Ratios for a thicker or lighter foam
The texture is all in the milk you choose and how much you froth:
- Thicker, longer-holding foam: lean on protein and a little fat. Use nonfat milk for stiffness, or swap up to a third of the milk for heavy cream. This is the matcha cream cold foam route, and it mounds highest.
- Lighter, airier foam: use 2% or a barista oat milk and froth a touch less. Lower-fat milks froth lighter and looser, so they sink into the drink a little faster, which is lovely if you want the matcha to marble down through the glass.
- The rule of thumb: more fat and protein means a foam that holds; less fat means a foam that melts in prettily. A touch of cream is the easiest way to make any version stand up.
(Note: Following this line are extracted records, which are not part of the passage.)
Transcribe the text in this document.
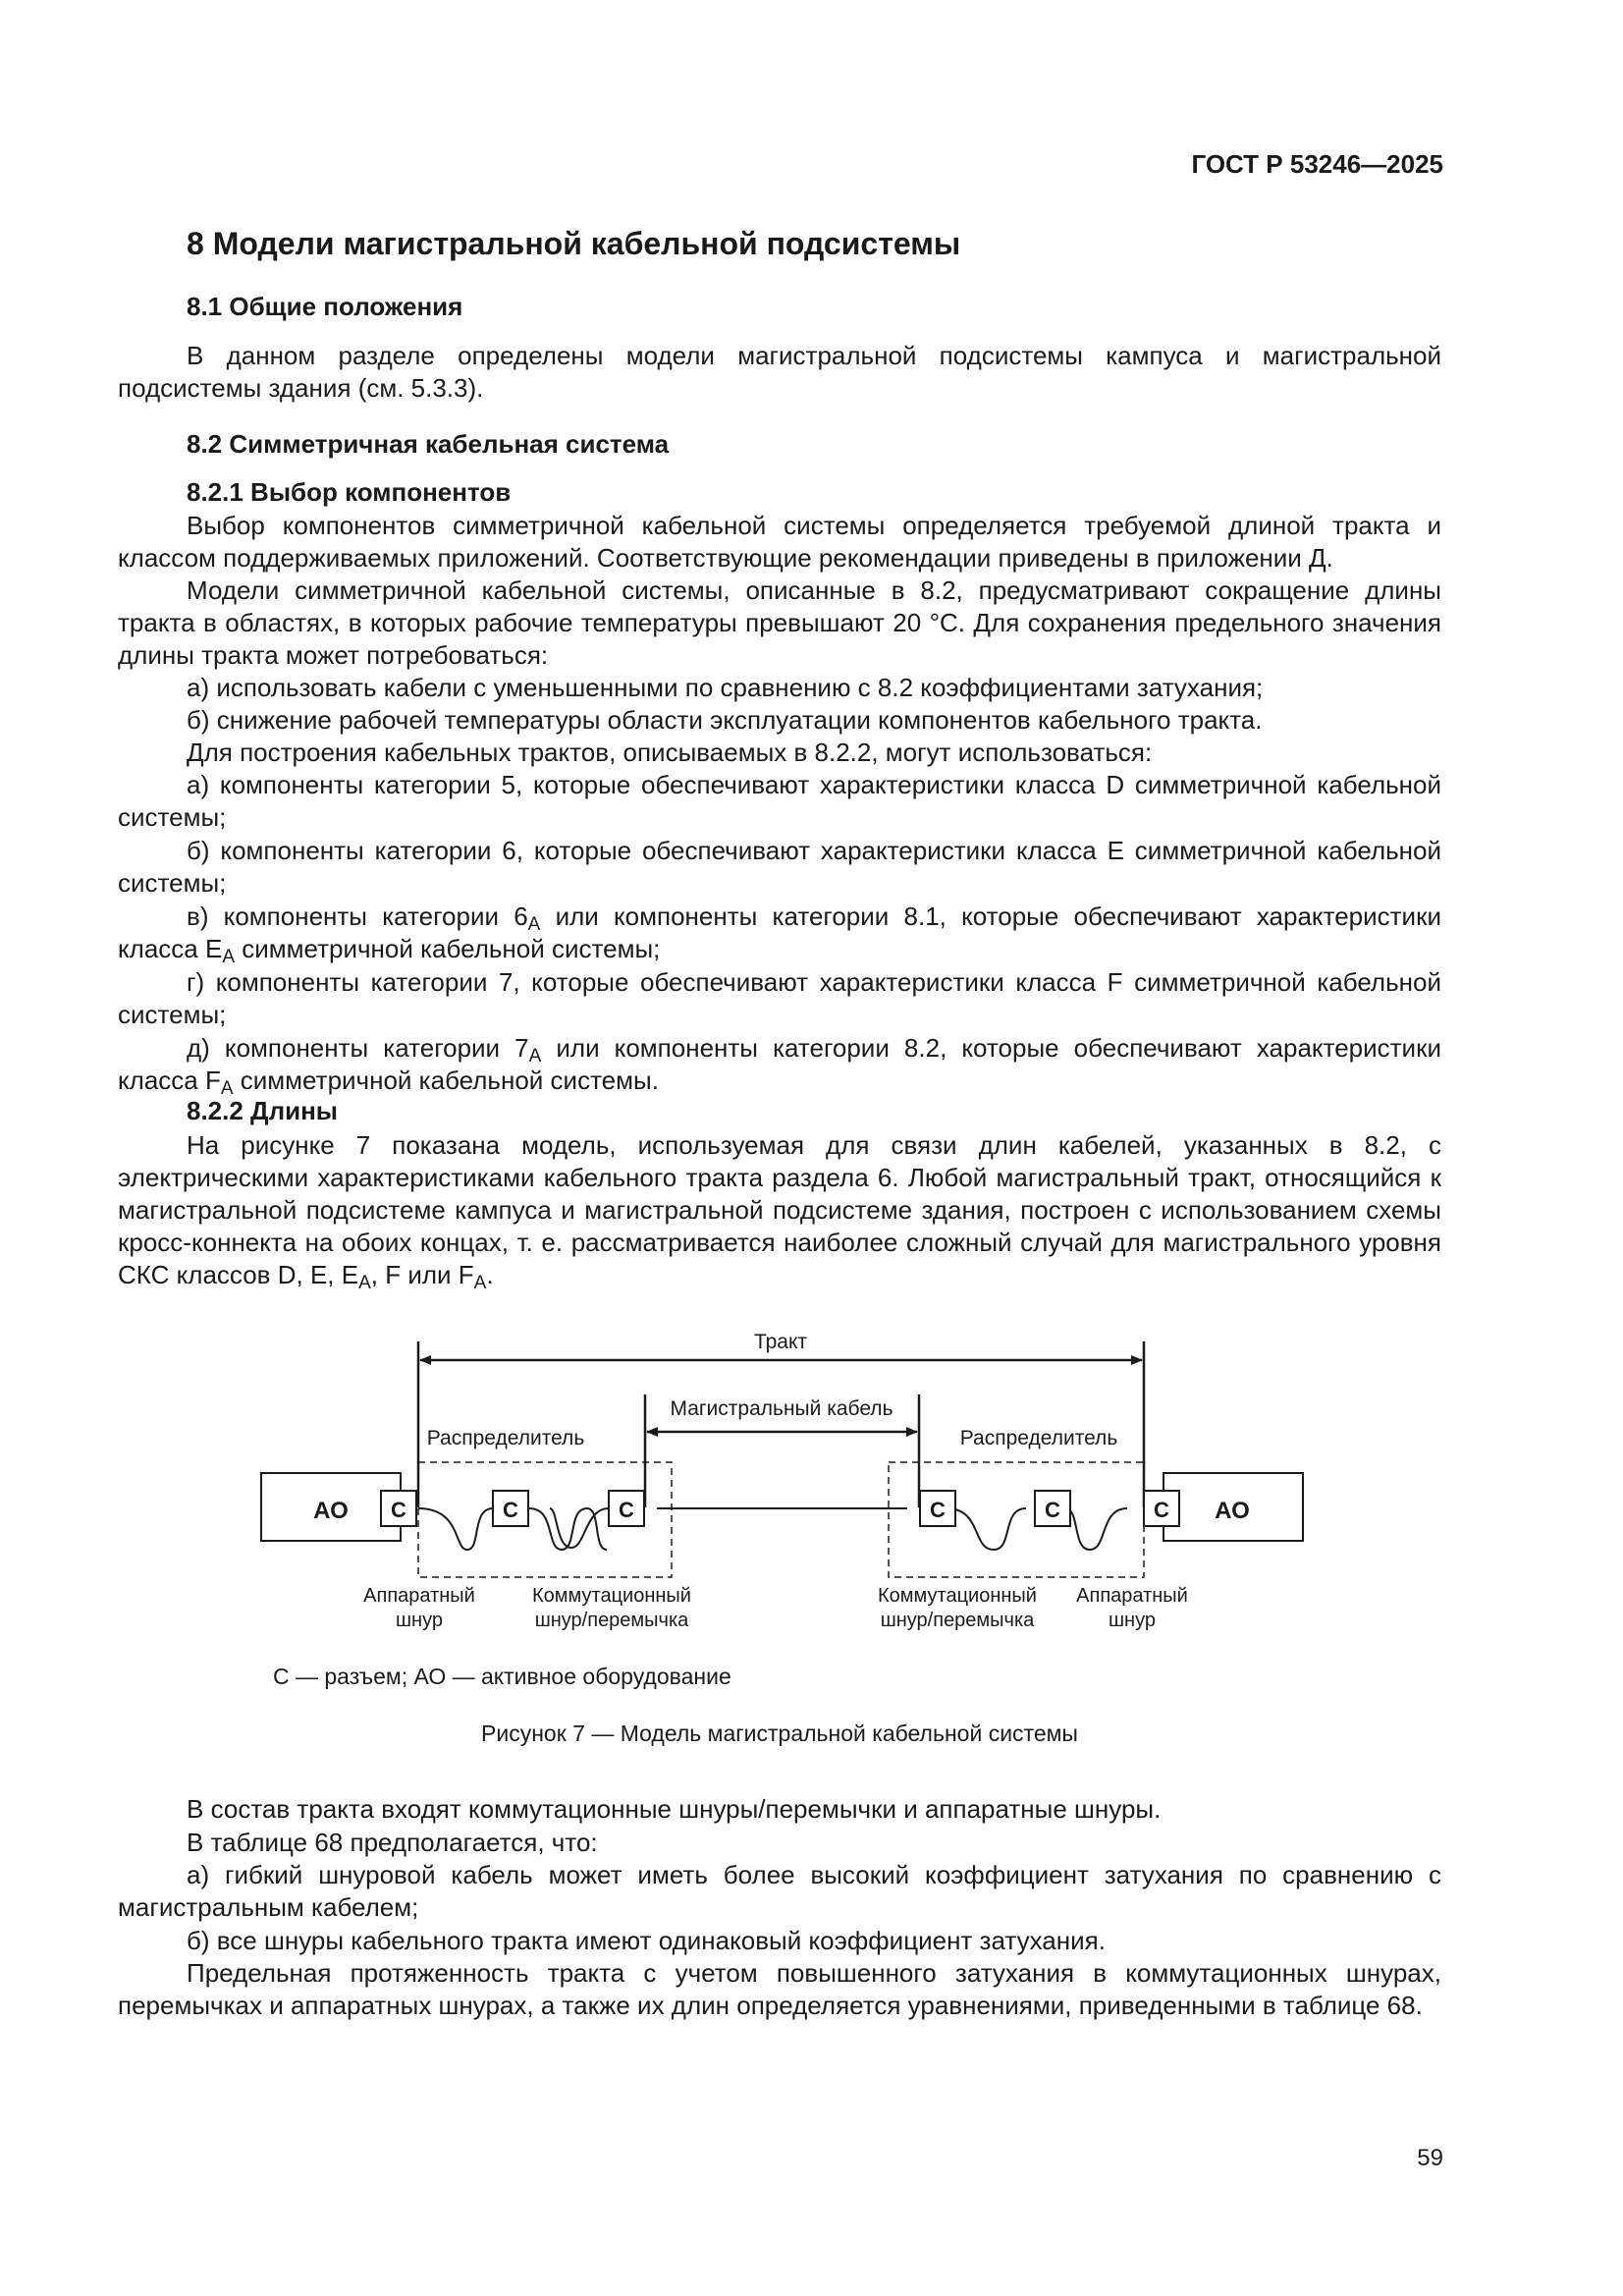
ГОСТ Р 53246—2025
8 Модели магистральной кабельной подсистемы
8.1 Общие положения
В данном разделе определены модели магистральной подсистемы кампуса и магистральной подсистемы здания (см. 5.3.3).
8.2 Симметричная кабельная система
8.2.1 Выбор компонентов
Выбор компонентов симметричной кабельной системы определяется требуемой длиной тракта и классом поддерживаемых приложений. Соответствующие рекомендации приведены в приложении Д.
Модели симметричной кабельной системы, описанные в 8.2, предусматривают сокращение длины тракта в областях, в которых рабочие температуры превышают 20 °С. Для сохранения предельного значения длины тракта может потребоваться:
а) использовать кабели с уменьшенными по сравнению с 8.2 коэффициентами затухания;
б) снижение рабочей температуры области эксплуатации компонентов кабельного тракта.
Для построения кабельных трактов, описываемых в 8.2.2, могут использоваться:
а) компоненты категории 5, которые обеспечивают характеристики класса D симметричной кабельной системы;
б) компоненты категории 6, которые обеспечивают характеристики класса E симметричной кабельной системы;
в) компоненты категории $6_A$ или компоненты категории 8.1, которые обеспечивают характеристики класса $E_A$ симметричной кабельной системы;
г) компоненты категории 7, которые обеспечивают характеристики класса F симметричной кабельной системы;
д) компоненты категории $7_A$ или компоненты категории 8.2, которые обеспечивают характеристики класса $F_A$ симметричной кабельной системы.
8.2.2 Длины
На рисунке 7 показана модель, используемая для связи длин кабелей, указанных в 8.2, с электрическими характеристиками кабельного тракта раздела 6. Любой магистральный тракт, относящийся к магистральной подсистеме кампуса и магистральной подсистеме здания, построен с использованием схемы кросс-коннекта на обоих концах, т. е. рассматривается наиболее сложный случай для магистрального уровня СКС классов D, E, $E_A$, F или $F_A$.
Тракт
Магистральный кабель
Распределитель	Распределитель
АО	АО
С	С	С	С	С	С
Аппаратный
шнур
Коммутационный
шнур/перемычка
Коммутационный
шнур/перемычка
Аппаратный
шнур
С — разъем; АО — активное оборудование
Рисунок 7 — Модель магистральной кабельной системы
В состав тракта входят коммутационные шнуры/перемычки и аппаратные шнуры.
В таблице 68 предполагается, что:
а) гибкий шнуровой кабель может иметь более высокий коэффициент затухания по сравнению с магистральным кабелем;
б) все шнуры кабельного тракта имеют одинаковый коэффициент затухания.
Предельная протяженность тракта с учетом повышенного затухания в коммутационных шнурах, перемычках и аппаратных шнурах, а также их длин определяется уравнениями, приведенными в таблице 68.
59
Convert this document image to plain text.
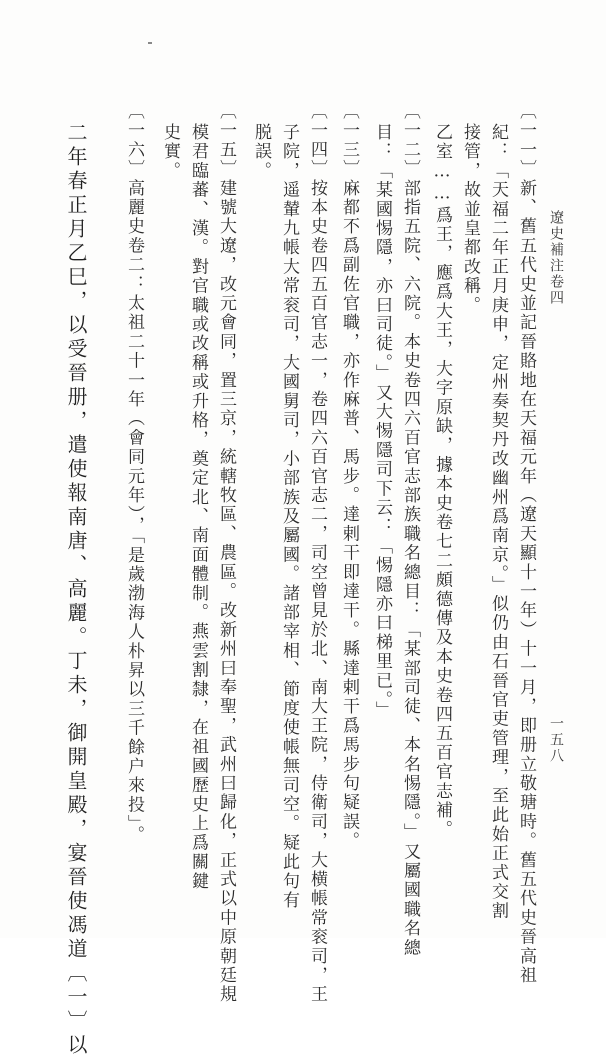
遼史補注卷四
一五八
〔一一〕新、舊五代史並記晉賂地在天福元年（遼天顯十一年）十一月，即册立敬瑭時。舊五代史晉高祖
紀：「天福二年正月庚申，定州奏契丹改幽州爲南京。」似仍由石晉官吏管理，至此始正式交割
接管，故並皇都改稱。
乙室……爲王，應爲大王，大字原缺，據本史卷七二頗德傳及本史卷四五百官志補。
〔一二〕部指五院、六院。本史卷四六百官志部族職名總目：「某部司徒、本名惕隱。」又屬國職名總
目：「某國惕隱，亦曰司徒。」又大惕隱司下云：「惕隱亦曰梯里已。」
〔一三〕麻都不爲副佐官職，亦作麻普、馬步。達剌干即達干。縣達剌干爲馬步句疑誤。
〔一四〕按本史卷四五百官志一，卷四六百官志二，司空曾見於北、南大王院，侍衛司，大横帳常衮司，王
子院，遥輦九帳大常衮司，大國舅司，小部族及屬國。諸部宰相、節度使帳無司空。疑此句有
脱誤。
〔一五〕建號大遼，改元會同，置三京，統轄牧區、農區。改新州曰奉聖，武州曰歸化，正式以中原朝廷規
模君臨蕃、漢。對官職或改稱或升格，奠定北、南面體制。燕雲割隸，在祖國歷史上爲關鍵
史實。
〔一六〕高麗史卷二：太祖二十一年（會同元年），「是歲渤海人朴昇以三千餘户來投」。
二年春正月乙巳，以受晉册，遣使報南唐、高麗。丁未，御開皇殿，宴晉使馮道〔一〕以
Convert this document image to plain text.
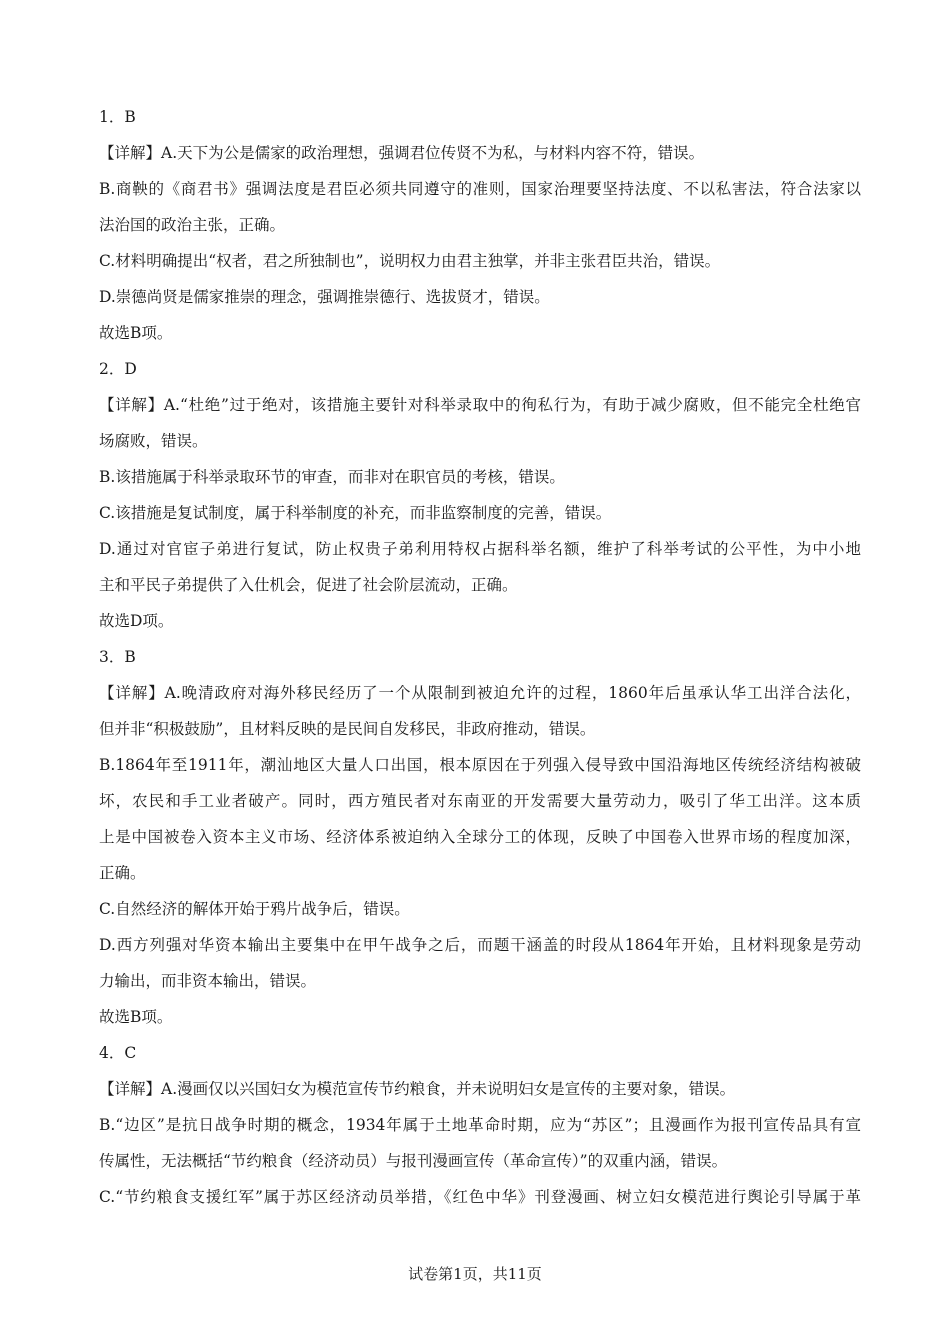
1．B
【详解】A.天下为公是儒家的政治理想，强调君位传贤不为私，与材料内容不符，错误。
B.商鞅的《商君书》强调法度是君臣必须共同遵守的准则，国家治理要坚持法度、不以私害法，符合法家以
法治国的政治主张，正确。
C.材料明确提出“权者，君之所独制也”，说明权力由君主独掌，并非主张君臣共治，错误。
D.崇德尚贤是儒家推崇的理念，强调推崇德行、选拔贤才，错误。
故选B项。
2．D
【详解】A.“杜绝”过于绝对，该措施主要针对科举录取中的徇私行为，有助于减少腐败，但不能完全杜绝官
场腐败，错误。
B.该措施属于科举录取环节的审查，而非对在职官员的考核，错误。
C.该措施是复试制度，属于科举制度的补充，而非监察制度的完善，错误。
D.通过对官宦子弟进行复试，防止权贵子弟利用特权占据科举名额，维护了科举考试的公平性，为中小地
主和平民子弟提供了入仕机会，促进了社会阶层流动，正确。
故选D项。
3．B
【详解】A.晚清政府对海外移民经历了一个从限制到被迫允许的过程，1860年后虽承认华工出洋合法化，
但并非“积极鼓励”，且材料反映的是民间自发移民，非政府推动，错误。
B.1864年至1911年，潮汕地区大量人口出国，根本原因在于列强入侵导致中国沿海地区传统经济结构被破
坏，农民和手工业者破产。同时，西方殖民者对东南亚的开发需要大量劳动力，吸引了华工出洋。这本质
上是中国被卷入资本主义市场、经济体系被迫纳入全球分工的体现，反映了中国卷入世界市场的程度加深，
正确。
C.自然经济的解体开始于鸦片战争后，错误。
D.西方列强对华资本输出主要集中在甲午战争之后，而题干涵盖的时段从1864年开始，且材料现象是劳动
力输出，而非资本输出，错误。
故选B项。
4．C
【详解】A.漫画仅以兴国妇女为模范宣传节约粮食，并未说明妇女是宣传的主要对象，错误。
B.“边区”是抗日战争时期的概念，1934年属于土地革命时期，应为“苏区”；且漫画作为报刊宣传品具有宣
传属性，无法概括“节约粮食（经济动员）与报刊漫画宣传（革命宣传）”的双重内涵，错误。
C.“节约粮食支援红军”属于苏区经济动员举措，《红色中华》刊登漫画、树立妇女模范进行舆论引导属于革
试卷第1页，共11页
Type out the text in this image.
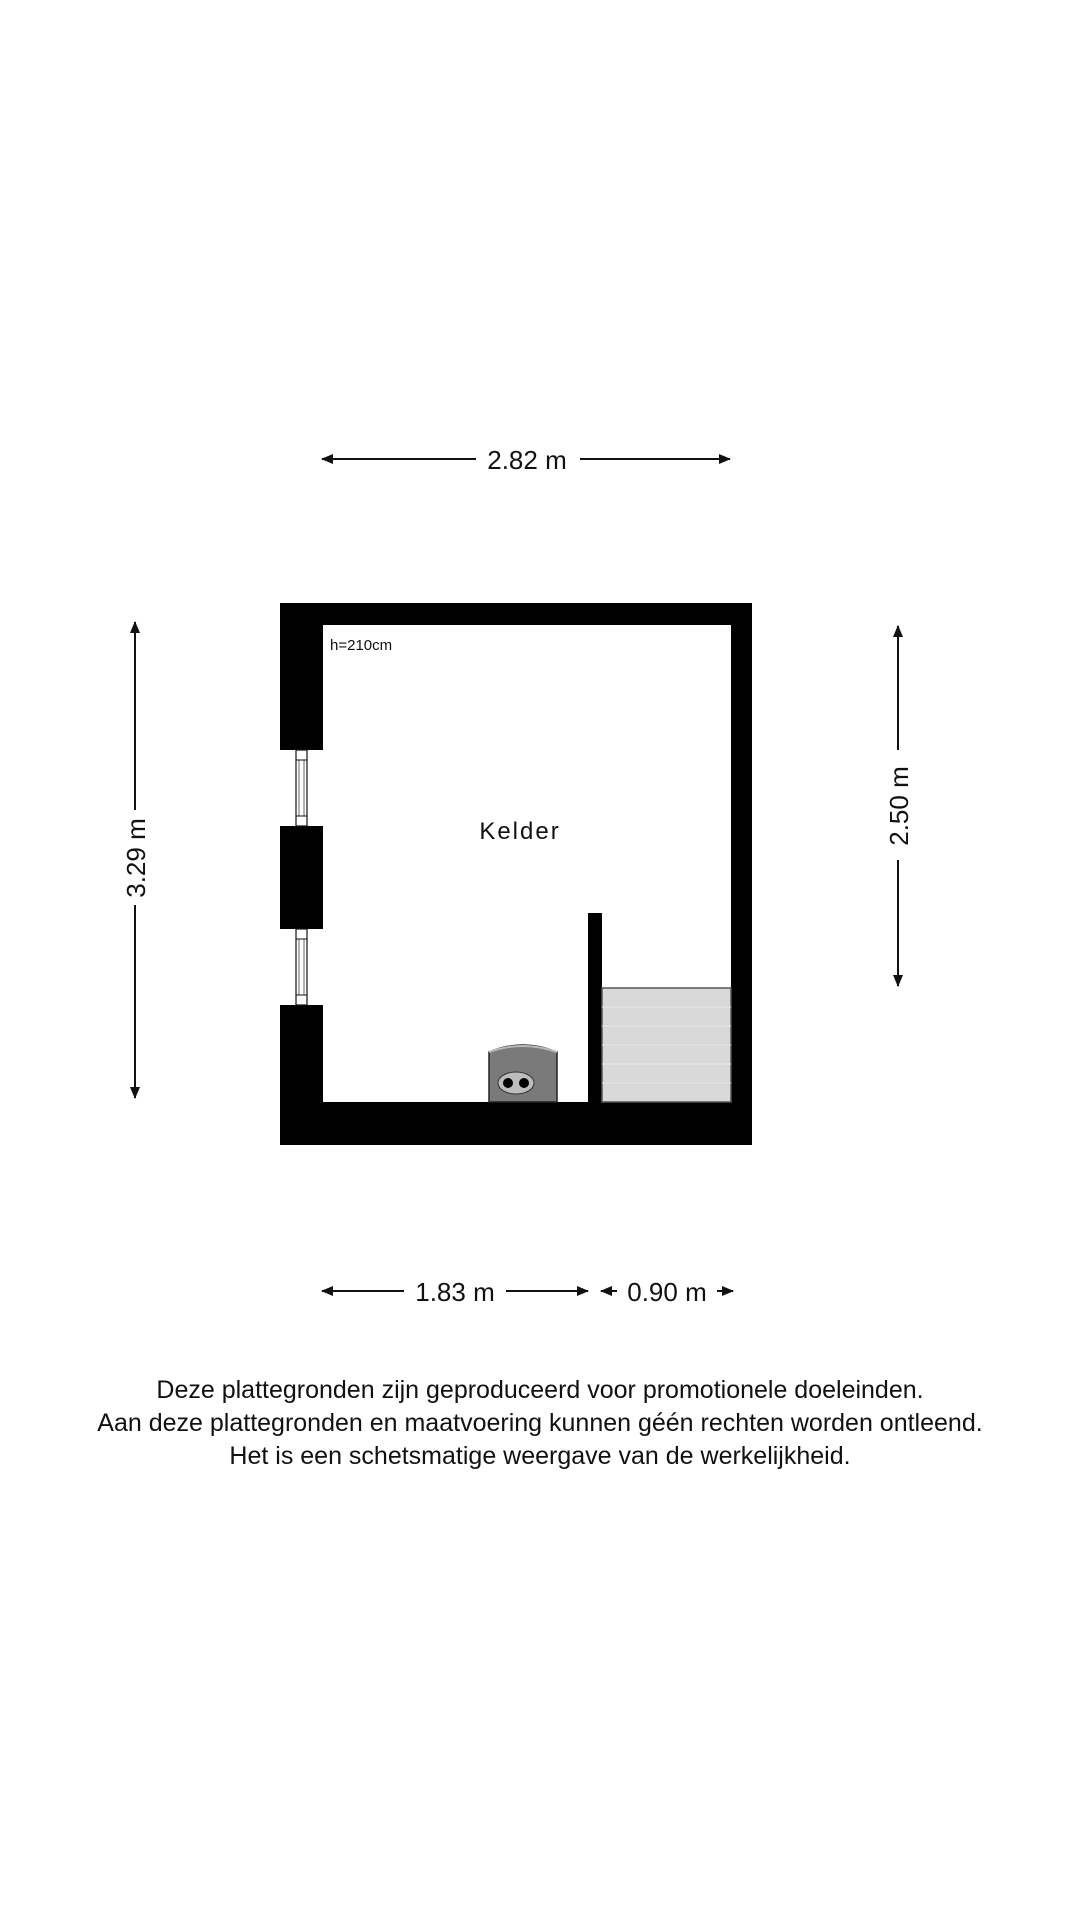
2.82 m
3.29 m
2.50 m
1.83 m	0.90 m
h=210cm
Kelder
Deze plattegronden zijn geproduceerd voor promotionele doeleinden.
Aan deze plattegronden en maatvoering kunnen géén rechten worden ontleend.
Het is een schetsmatige weergave van de werkelijkheid.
What to put matcha foam on
Matcha foam for iced coffee is the classic pairing; the roasty coffee and grassy matcha play off each other beautifully. Try it:
- Over cold brew, where the smooth, low-acid coffee lets the matcha come through.
- On a vanilla iced coffee, so the vanilla bridges the coffee and the matcha.
- Crowning an iced latte, for a two-tone green-and-white drink.
- On its own over iced milk, for a matcha-on-matcha cloud with no coffee at all.
You can also flavor the foam itself. A caramel spin is a favorite: our salted caramel cold foam method swaps in caramel syrup and a pinch of salt, and you can whisk a little sifted matcha into that for a salted-caramel-matcha hybrid.
A light note on caffeine
Matcha contains caffeine; it is powdered green tea leaf, after all, so a matcha-topped drink adds a little more on top of whatever is underneath. If your base is coffee or cold brew, you are stacking two caffeinated things, so treat the whole drink as a caffeinated one and go easy on it late in the day if caffeine tends to keep you up. How much you feel it depends on how much matcha you use and how sensitive you are; responses vary, and this is not medical advice.
That is all there is to it: sift, make a smooth paste, froth cold, and pour. Nail the paste step and pick the milk that gives you the texture you want, and every iced coffee, cold brew or iced latte gets a pale-green, cafe-worthy crown, no machine required.